Google tested whether physicians would find SensorFM predictions useful in real clinical scenarios. Four board-certified doctors, blinded to which predictions came from the model versus actual test results, reviewed health summaries for 31 real patient profiles. The doctors rated summaries on five dimensions including accuracy, usefulness, and confidence. Adding SensorFM predictions significantly improved overall quality compared to summaries with only demographic information and manually engineered metrics. Remarkably, the doctors rated SensorFM predictions as statistically indistinguishable from actual ground-truth test results, with no significant difference detected.

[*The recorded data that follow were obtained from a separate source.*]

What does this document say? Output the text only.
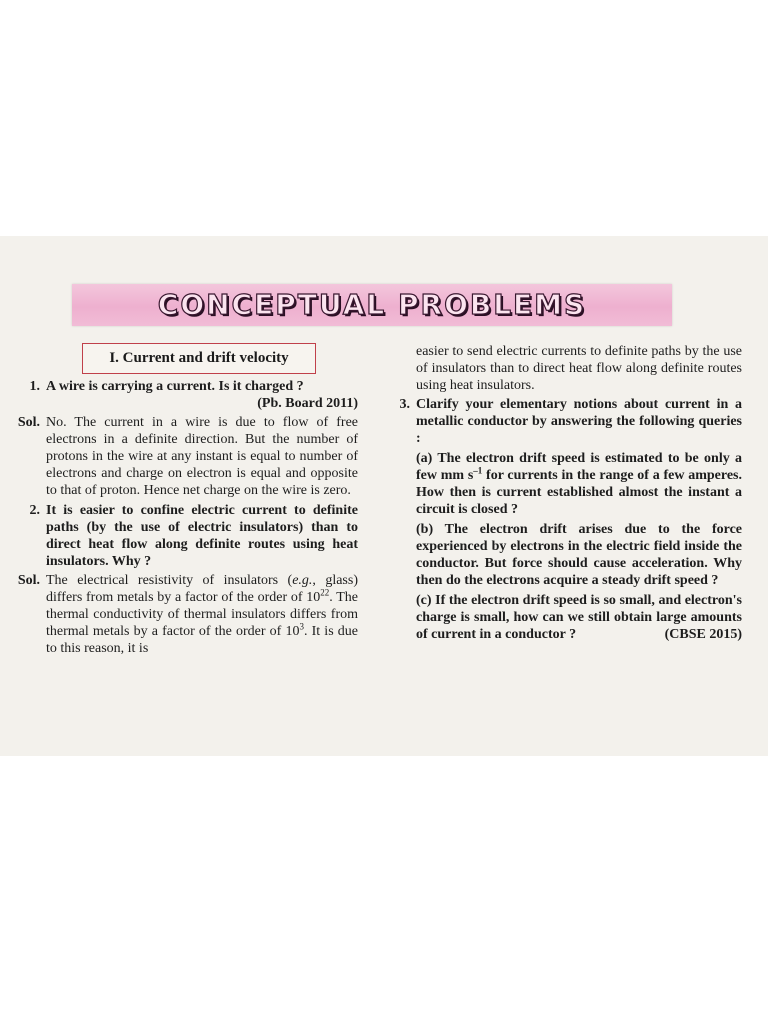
CONCEPTUAL PROBLEMS
I. Current and drift velocity
1. A wire is carrying a current. Is it charged ?
(Pb. Board 2011)
Sol. No. The current in a wire is due to flow of free electrons in a definite direction. But the number of protons in the wire at any instant is equal to number of electrons and charge on electron is equal and opposite to that of proton. Hence net charge on the wire is zero.
2. It is easier to confine electric current to definite paths (by the use of electric insulators) than to direct heat flow along definite routes using heat insulators. Why ?
Sol. The electrical resistivity of insulators (e.g., glass) differs from metals by a factor of the order of $10^{22}$. The thermal conductivity of thermal insulators differs from thermal metals by a factor of the order of $10^3$. It is due to this reason, it is
easier to send electric currents to definite paths by the use of insulators than to direct heat flow along definite routes using heat insulators.
3. Clarify your elementary notions about current in a metallic conductor by answering the following queries :
(a) The electron drift speed is estimated to be only a few mm $s^{-1}$ for currents in the range of a few amperes. How then is current established almost the instant a circuit is closed ?
(b) The electron drift arises due to the force experienced by electrons in the electric field inside the conductor. But force should cause acceleration. Why then do the electrons acquire a steady drift speed ?
(c) If the electron drift speed is so small, and electron's charge is small, how can we still obtain large amounts of current in a conductor ?	(CBSE 2015)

To automate the process of adapting SensorFM to new health tasks, Google's researchers deployed a "classroom" of five large language models (LLMs), ranging from Gemini 2.5 Flash to Gemini 3.1 Pro Preview. These AI agents generated, tested, and refined Python code for 20 iterations, running a total of 30,516 experiments. The AI-generated prediction heads outperformed hand-tuned linear models on 16 of 20 classification tasks and improved correlation scores on 12 of 15 regression tasks. Interestingly, the best solutions remained conservative: most reduced the embedding space to 50 to 100 dimensions, and linear models outnumbered complex non-linear approaches.

What Makes SensorFM Different From Previous Wearable AI Models?

The scale of SensorFM's training data is unprecedented. The model was pretrained on over two billion hours of sensor data, equivalent to more than one trillion minutes. This dwarfs previous wearable health models, which typically trained on much smaller datasets. Google created four variants of SensorFM, each with proportional amounts of training data, ranging from 5,000 participants to 5 million. The largest variant contains 110 million parameters and was trained on data from all 5 million people.

The research shows that scaling matters. The largest SensorFM model reduced reconstruction loss by 31% compared to the smallest variant, and downstream health predictions improved by an average of 28%. However, scaling only works when data volume matches model capacity. When researchers trained the largest model on data from only 5,000 people, it overfitted and performed worse than smaller models, suggesting that foundation models for wearable health require both sufficient model capacity and sufficient training data.

SensorFM represents a shift in how AI approaches digital health. Instead of building separate models for each health condition, foundation models learn general patterns from massive amounts of unlabeled sensor data, then adapt to specific tasks with minimal labeled examples. This approach mirrors recent breakthroughs in large language models and computer vision, bringing the efficiency and flexibility of foundation models to wearable health monitoring.